Incendies, de Denis Villeneuve

A l'ouverture du testament de leur mère par son ami et patron Jean, notaire de son état, Jeanne et Simon Marwan apprennent l'existence d'un frère, d'un père, et de leur obligation de les retrouver tous les deux pour avoir accès aux derniers mots de leur mère pour eux, et pour pouvoir placer sur sa tombe une plaque à son nom. Les jumeaux réagissent différemment; alors que Simon reste au Canada, fulminant d'une douloureuse colère, Jeanne part sur les traces de leur mère au Moyen-Orient.
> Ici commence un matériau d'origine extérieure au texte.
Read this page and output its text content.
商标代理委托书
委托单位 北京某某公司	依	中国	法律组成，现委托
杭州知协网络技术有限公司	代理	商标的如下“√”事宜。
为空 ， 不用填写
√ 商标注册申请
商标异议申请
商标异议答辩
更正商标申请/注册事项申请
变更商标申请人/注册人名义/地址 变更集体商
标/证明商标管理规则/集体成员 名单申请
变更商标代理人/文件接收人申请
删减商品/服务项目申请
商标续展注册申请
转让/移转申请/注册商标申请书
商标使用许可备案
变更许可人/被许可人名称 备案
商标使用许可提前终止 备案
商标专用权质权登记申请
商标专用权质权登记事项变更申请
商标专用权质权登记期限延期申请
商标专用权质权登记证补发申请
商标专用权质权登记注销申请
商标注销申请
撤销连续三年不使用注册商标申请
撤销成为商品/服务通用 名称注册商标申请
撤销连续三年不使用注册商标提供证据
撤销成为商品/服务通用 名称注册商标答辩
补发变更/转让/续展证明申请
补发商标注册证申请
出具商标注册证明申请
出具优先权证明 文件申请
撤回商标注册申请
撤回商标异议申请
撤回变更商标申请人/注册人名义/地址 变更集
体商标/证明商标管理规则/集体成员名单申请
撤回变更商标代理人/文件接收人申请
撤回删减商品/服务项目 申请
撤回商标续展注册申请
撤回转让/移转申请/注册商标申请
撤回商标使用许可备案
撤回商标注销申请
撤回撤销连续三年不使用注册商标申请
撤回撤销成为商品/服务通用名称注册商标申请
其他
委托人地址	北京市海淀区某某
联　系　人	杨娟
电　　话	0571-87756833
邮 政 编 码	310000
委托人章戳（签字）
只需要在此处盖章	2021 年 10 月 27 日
Jeanne et Simon ont été élevés au Canada; Jeanne découvre donc un univers totalement différent, une culture, et aussi le passé de sa mère, son propre héritage, dont elle n'avait pas la moindre idée.


D'une pièce de théâtre de Wajdi Mouawad, Denis Villeneuve écrit un film qui se déroule sur plusieurs continents, et dont les silences sont pleins d'explications. J'ai l'impression d'être enchantée par des films qui se déroulent entre deux époques, ces derniers temps. Après Dans ses yeux, Incendies alterne également, avec autant de maîtrise mais d'une manière toute différente, un passé douloureux éclairé par un œil neuf, à une époque plus contemporaine. Denis Villeneuve joue sur la ressemblance entre la mère et la fille, et laisse leurs langues - l'une parle l'arabe, l'autre le français avec un fort accent canadien -, leurs univers - un paysage dévasté pour l'une, apaisé pour l'autre - et des détails - un foulard sur les cheveux, des écouteurs dans les oreilles,... - faire office d'indices de temps. Tout en lenteur, il laisse la chance au spectateur de s'imprégner de son image et d'intégrer ces menus indices pour se situer dans l'histoire.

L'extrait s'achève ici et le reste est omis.